I'll admit that I'm scared.
For years I've cobbled together books. Some have been good, most have been terrible, but all have been crafted in the pursuit of something more. I want a better life, a brighter future and something profound offered by each written page. Progress is a sort of promise; an assurance that I can get where I need to be. The more I write, the closer I am to my goal.
I never realized how far away I truly am. Replies have passed before my eyes in what seems to be a swirl. Most of it's positive, really, praising the writing, complimenting the author, but... There's always a but, the big B-U-T, intended to follow the good with the bad. It's one simple word, three little letters, and yet they can make heaven into hell, twisting guts into knots, and turning sweet words sour. But it's simply too dark. But the main character's unlikable. But the story's just not for them. There are so many buts that interrupt hope, that introduce fear, that stop exhilaration before it can truly take off. Ultimately the replies are easy to bear because there are other editors, other opportunities, other chances to succeed.

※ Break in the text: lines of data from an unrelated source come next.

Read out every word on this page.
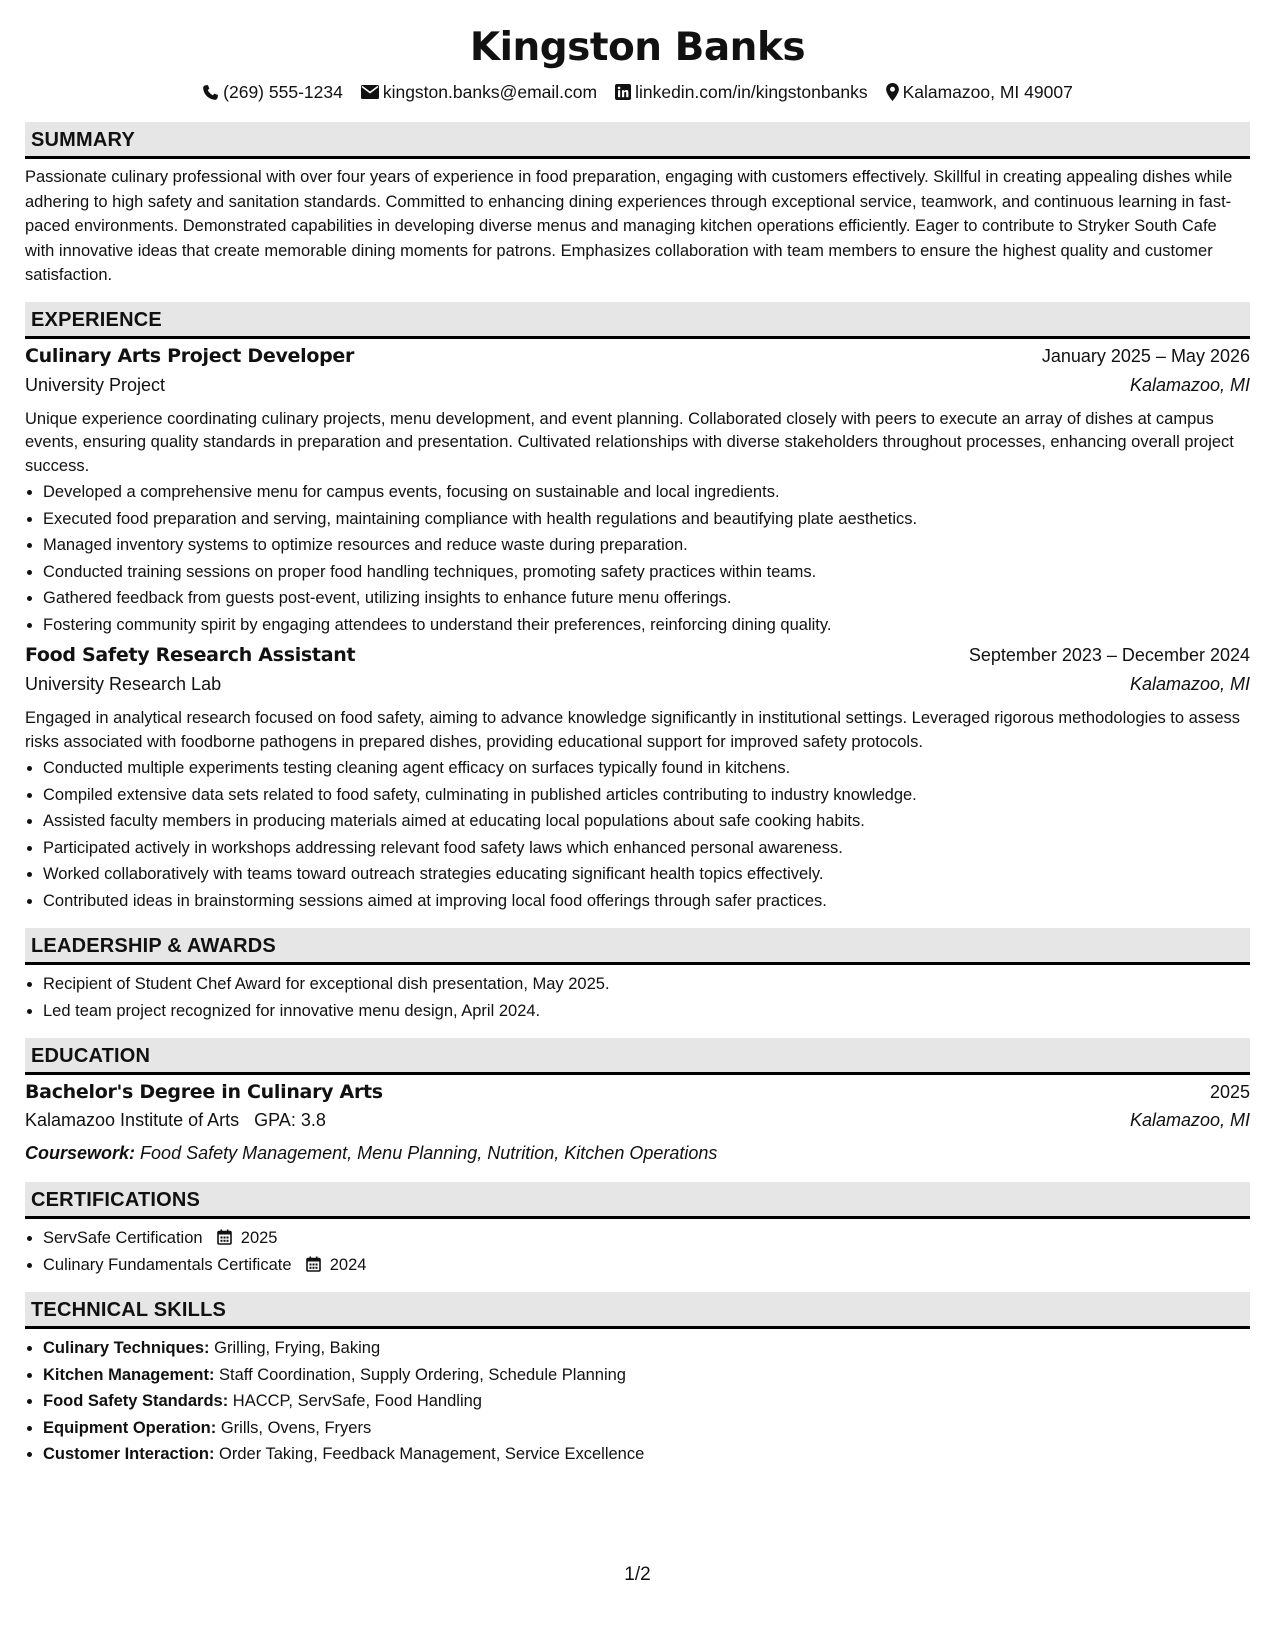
Kingston Banks
(269) 555-1234 kingston.banks@email.com linkedin.com/in/kingstonbanks Kalamazoo, MI 49007
SUMMARY
Passionate culinary professional with over four years of experience in food preparation, engaging with customers effectively. Skillful in creating appealing dishes while adhering to high safety and sanitation standards. Committed to enhancing dining experiences through exceptional service, teamwork, and continuous learning in fast-paced environments. Demonstrated capabilities in developing diverse menus and managing kitchen operations efficiently. Eager to contribute to Stryker South Cafe with innovative ideas that create memorable dining moments for patrons. Emphasizes collaboration with team members to ensure the highest quality and customer satisfaction.
EXPERIENCE
Culinary Arts Project Developer	January 2025 – May 2026
University Project	Kalamazoo, MI
Unique experience coordinating culinary projects, menu development, and event planning. Collaborated closely with peers to execute an array of dishes at campus events, ensuring quality standards in preparation and presentation. Cultivated relationships with diverse stakeholders throughout processes, enhancing overall project success.
• Developed a comprehensive menu for campus events, focusing on sustainable and local ingredients.
• Executed food preparation and serving, maintaining compliance with health regulations and beautifying plate aesthetics.
• Managed inventory systems to optimize resources and reduce waste during preparation.
• Conducted training sessions on proper food handling techniques, promoting safety practices within teams.
• Gathered feedback from guests post-event, utilizing insights to enhance future menu offerings.
• Fostering community spirit by engaging attendees to understand their preferences, reinforcing dining quality.
Food Safety Research Assistant	September 2023 – December 2024
University Research Lab	Kalamazoo, MI
Engaged in analytical research focused on food safety, aiming to advance knowledge significantly in institutional settings. Leveraged rigorous methodologies to assess risks associated with foodborne pathogens in prepared dishes, providing educational support for improved safety protocols.
• Conducted multiple experiments testing cleaning agent efficacy on surfaces typically found in kitchens.
• Compiled extensive data sets related to food safety, culminating in published articles contributing to industry knowledge.
• Assisted faculty members in producing materials aimed at educating local populations about safe cooking habits.
• Participated actively in workshops addressing relevant food safety laws which enhanced personal awareness.
• Worked collaboratively with teams toward outreach strategies educating significant health topics effectively.
• Contributed ideas in brainstorming sessions aimed at improving local food offerings through safer practices.
LEADERSHIP & AWARDS
• Recipient of Student Chef Award for exceptional dish presentation, May 2025.
• Led team project recognized for innovative menu design, April 2024.
EDUCATION
Bachelor's Degree in Culinary Arts	2025
Kalamazoo Institute of Arts GPA: 3.8	Kalamazoo, MI
Coursework: Food Safety Management, Menu Planning, Nutrition, Kitchen Operations
CERTIFICATIONS
• ServSafe Certification 2025
• Culinary Fundamentals Certificate 2024
TECHNICAL SKILLS
• Culinary Techniques: Grilling, Frying, Baking
• Kitchen Management: Staff Coordination, Supply Ordering, Schedule Planning
• Food Safety Standards: HACCP, ServSafe, Food Handling
• Equipment Operation: Grills, Ovens, Fryers
• Customer Interaction: Order Taking, Feedback Management, Service Excellence
1/2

But my chances are dwindling. A field of potential players has turned into a handful, with each new rejection putting me just a little closer to failure. Sometimes I want to scream, others I want to cry; ever knowing that my chances are limited and that my prospects are almost exhausted. I'm going up against the gatekeepers, and their doors are slowly closing. A piece of my heart, hell, a part of my soul is being denied, and I don't know exactly how to save either.

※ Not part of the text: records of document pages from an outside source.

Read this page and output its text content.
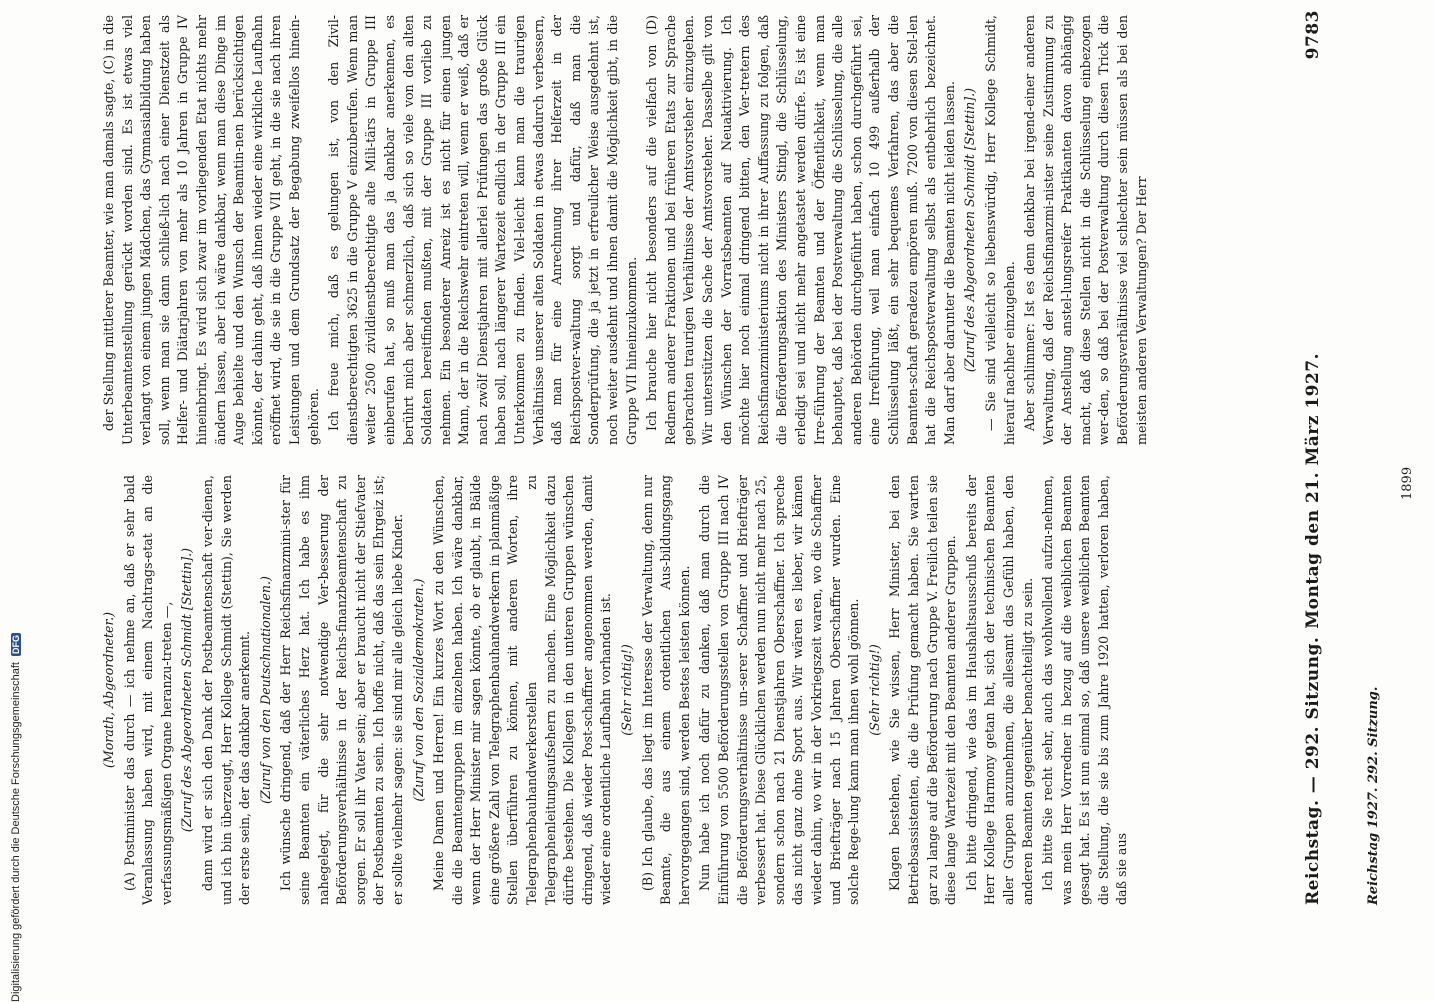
Reichstag. — 292. Sitzung.
Montag den 21. März 1927.
9783

(Morath, Abgeordneter.) (A) Postminister das durch — ich nehme an, daß er sehr bald Veranlassung haben wird, mit einem Nachtrags-etat an die verfassungsmäßigen Organe heranzu-treten —, (Zuruf des Abgeordneten Schmidt [Stettin].) dann wird er sich den Dank der Postbeamtenschaft ver-dienen, und ich bin überzeugt, Herr Kollege Schmidt (Stettin), Sie werden der erste sein, der das dankbar anerkennt. (Zuruf von den Deutschnationalen.) Ich wünsche dringend, daß der Herr Reichsfinanzmini-ster für seine Beamten ein väterliches Herz hat. Ich habe es ihm nahegelegt, für die sehr notwendige Ver-besserung der Beförderungsverhältnisse in der Reichs-finanzbeamtenschaft zu sorgen. Er soll ihr Vater sein; aber er braucht nicht der Stiefvater der Postbeamten zu sein. Ich hoffe nicht, daß das sein Ehrgeiz ist; er sollte vielmehr sagen: sie sind mir alle gleich liebe Kinder. (Zuruf von den Sozialdemokraten.) Meine Damen und Herren! Ein kurzes Wort zu den Wünschen, die die Beamtengruppen im einzelnen haben. Ich wäre dankbar, wenn der Herr Minister mir sagen könnte, ob er glaubt, in Bälde eine größere Zahl von Telegraphenbauhandwerkern in planmäßige Stellen überführen zu können, mit anderen Worten, ihre Telegraphenbauhandwerkerstellen zu Telegraphenleitungsaufsehern zu machen. Eine Möglichkeit dazu dürfte bestehen. Die Kollegen in den unteren Gruppen wünschen dringend, daß wieder Post-schaffner angenommen werden, damit wieder eine ordentliche Laufbahn vorhanden ist. (Sehr richtig!) (B) Ich glaube, das liegt im Interesse der Verwaltung, denn nur Beamte, die aus einem ordentlichen Aus-bildungsgang hervorgegangen sind, werden Bestes leisten können. Nun habe ich noch dafür zu danken, daß man durch die Einführung von 5500 Beförderungsstellen von Gruppe III nach IV die Beförderungsverhältnisse un-serer Schaffner und Briefträger verbessert hat. Diese Glücklichen werden nun nicht mehr nach 25, sondern schon nach 21 Dienstjahren Oberschaffner. Ich spreche das nicht ganz ohne Sport aus. Wir wären es lieber, wir kämen wieder dahin, wo wir in der Vorkriegszeit waren, wo die Schaffner und Briefträger nach 15 Jahren Oberschaffner wurden. Eine solche Rege-lung kann man ihnen wohl gönnen. (Sehr richtig!) Klagen bestehen, wie Sie wissen, Herr Minister, bei den Betriebsassistenten, die die Prüfung gemacht haben. Sie warten gar zu lange auf die Beförderung nach Gruppe V. Freilich teilen sie diese lange Wartezeit mit den Beamten anderer Gruppen. Ich bitte dringend, wie das im Haushaltsausschuß bereits der Herr Kollege Harmony getan hat, sich der technischen Beamten aller Gruppen anzunehmen, die allesamt das Gefühl haben, den anderen Beamten gegenüber benachteiligt zu sein. Ich bitte Sie recht sehr, auch das wohlwollend aufzu-nehmen, was mein Herr Vorredner in bezug auf die weiblichen Beamten gesagt hat. Es ist nun einmal so, daß unsere weiblichen Beamten die Stellung, die sie bis zum Jahre 1920 hatten, verloren haben, daß sie aus

der Stellung mittlerer Beamter, wie man damals sagte, (C) in die Unterbeamtenstellung gerückt worden sind. Es ist etwas viel verlangt von einem jungen Mädchen, das Gymnasialbildung haben soll, wenn man sie dann schließ-lich nach einer Dienstzeit als Helfer- und Diätarjahren von mehr als 10 Jahren in Gruppe IV hineinbringt. Es wird sich zwar im vorliegenden Etat nichts mehr ändern lassen, aber ich wäre dankbar, wenn man diese Dinge im Auge behielte und den Wunsch der Beamtin-nen berücksichtigen könnte, der dahin geht, daß ihnen wieder eine wirkliche Laufbahn eröffnet wird, die sie in die Gruppe VII geht, in die sie nach ihren Leistungen und dem Grundsatz der Begabung zweifellos hinein-gehören. Ich freue mich, daß es gelungen ist, von den Zivil-dienstberechtigten 3625 in die Gruppe V einzuberufen. Wenn man weiter 2500 zivildienstberechtigte alte Mili-tärs in Gruppe III einberufen hat, so muß man das ja dankbar anerkennen, es berührt mich aber schmerzlich, daß sich so viele von den alten Soldaten bereitfinden mußten, mit der Gruppe III vorlieb zu nehmen. Ein besonderer Anreiz ist es nicht für einen jungen Mann, der in die Reichswehr eintreten will, wenn er weiß, daß er nach zwölf Dienstjahren mit allerlei Prüfungen das große Glück haben soll, nach längerer Wartezeit endlich in der Gruppe III ein Unterkommen zu finden. Viel-leicht kann man die traurigen Verhältnisse unserer alten Soldaten in etwas dadurch verbessern, daß man für eine Anrechnung ihrer Helferzeit in der Reichspostver-waltung sorgt und dafür, daß man die Sonderprüfung, die ja jetzt in erfreulicher Weise ausgedehnt ist, noch weiter ausdehnt und ihnen damit die Möglichkeit gibt, in die Gruppe VII hineinzukommen. Ich brauche hier nicht besonders auf die vielfach von (D) Rednern anderer Fraktionen und bei früheren Etats zur Sprache gebrachten traurigen Verhältnisse der Amtsvorsteher einzugehen. Wir unterstützen die Sache der Amtsvorsteher. Dasselbe gilt von den Wünschen der Vorratsbeamten auf Neuaktivierung. Ich möchte hier noch einmal dringend bitten, den Ver-tretern des Reichsfinanzministeriums nicht in ihrer Auffassung zu folgen, daß die Beförderungsaktion des Ministers Stingl, die Schlüsselung, erledigt sei und nicht mehr angetastet werden dürfe. Es ist eine Irre-führung der Beamten und der Öffentlichkeit, wenn man behauptet, daß bei der Postverwaltung die Schlüsselung, die alle anderen Behörden durchgeführt haben, schon durchgeführt sei, eine Irreführung, weil man einfach 10 499 außerhalb der Schlüsselung läßt, ein sehr bequemes Verfahren, das aber die Beamten-schaft geradezu empören muß. 7200 von diesen Stel-len hat die Reichspostverwaltung selbst als entbehrlich bezeichnet. Man darf aber darunter die Beamten nicht leiden lassen. (Zuruf des Abgeordneten Schmidt [Stettin].) — Sie sind vielleicht so liebenswürdig, Herr Kollege Schmidt, hierauf nachher einzugehen. Aber schlimmer: Ist es denn denkbar bei irgend-einer anderen Verwaltung, daß der Reichsfinanzmi-nister seine Zustimmung zu der Anstellung anstel-lungsreifer Praktikanten davon abhängig macht, daß diese Stellen nicht in die Schlüsselung einbezogen wer-den, so daß bei der Postverwaltung durch diesen Trick die Beförderungsverhältnisse viel schlechter sein müssen als bei den meisten anderen Verwaltungen? Der Herr

Reichstag 1927. 292. Sitzung.
1899
Digitalisierung gefördert durch die Deutsche Forschungsgemeinschaft
DFG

Even so, I do know how to start over. I know how to put words on the page, one after another, and sometimes even have them make sense. I know how to build back up the word count that I lost, a single sentence at a time, replacing the story that was rejected with something more. I've done it before and I don't doubt I'll have to do it again. Ultimately, it's because writers have a little bit of the phoenix in them. They're creatures of birth, death, and consequently, rebirth. We burn brightly before finally going dim, only to rise back up again, far more brilliant than before. Defeat isn't final, rejection isn't the end, refusal isn't ultimate -- they're only an opportunity to rekindle that burning fire, to stoke it higher than ever imagined and come back better.

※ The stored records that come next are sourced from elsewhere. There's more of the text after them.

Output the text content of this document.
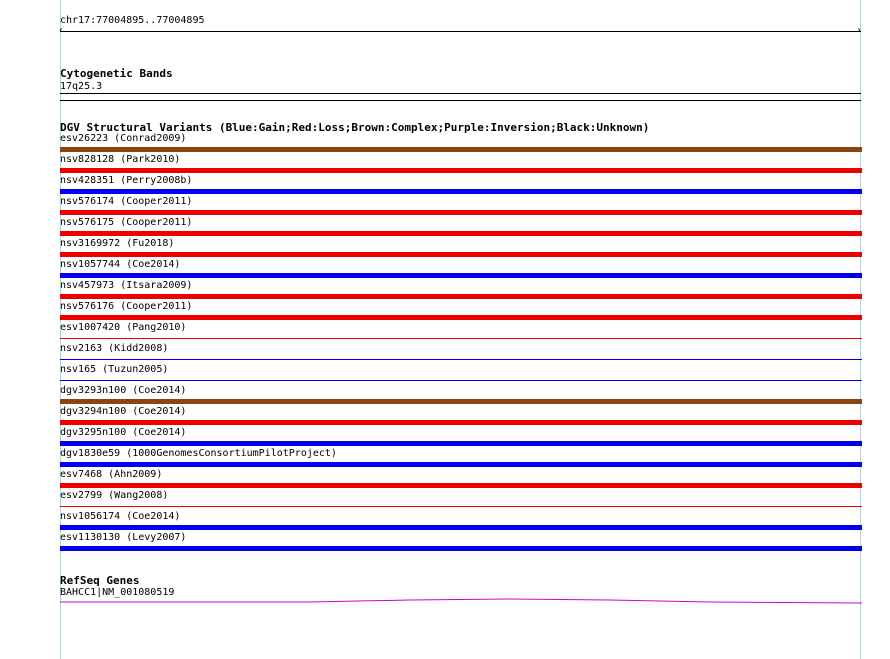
chr17:77004895..77004895
‹	›
Cytogenetic Bands
17q25.3
DGV Structural Variants (Blue:Gain;Red:Loss;Brown:Complex;Purple:Inversion;Black:Unknown)
esv26223 (Conrad2009)
nsv828128 (Park2010)
nsv428351 (Perry2008b)
nsv576174 (Cooper2011)
nsv576175 (Cooper2011)
nsv3169972 (Fu2018)
nsv1057744 (Coe2014)
nsv457973 (Itsara2009)
nsv576176 (Cooper2011)
esv1007420 (Pang2010)
nsv2163 (Kidd2008)
nsv165 (Tuzun2005)
dgv3293n100 (Coe2014)
dgv3294n100 (Coe2014)
dgv3295n100 (Coe2014)
dgv1830e59 (1000GenomesConsortiumPilotProject)
esv7468 (Ahn2009)
esv2799 (Wang2008)
nsv1056174 (Coe2014)
esv1130130 (Levy2007)
RefSeq Genes
BAHCC1|NM_001080519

I'm scared. I'm honestly terrified, but fear simply doesn't last. It gives way to a need to thrive, to grow, heading toward those goals that originally set us down the path. We all want something better, brighter, a bit of profound in the superficial. We don't want to hurt, we don't want to weep, we don't want to worry -- we all want success without the hurt along the way. But as we grow, we learn they're all part of the process, a little pain for a lot of gain.
Starting over will always be scary, but everything worthwhile begins with a little fear.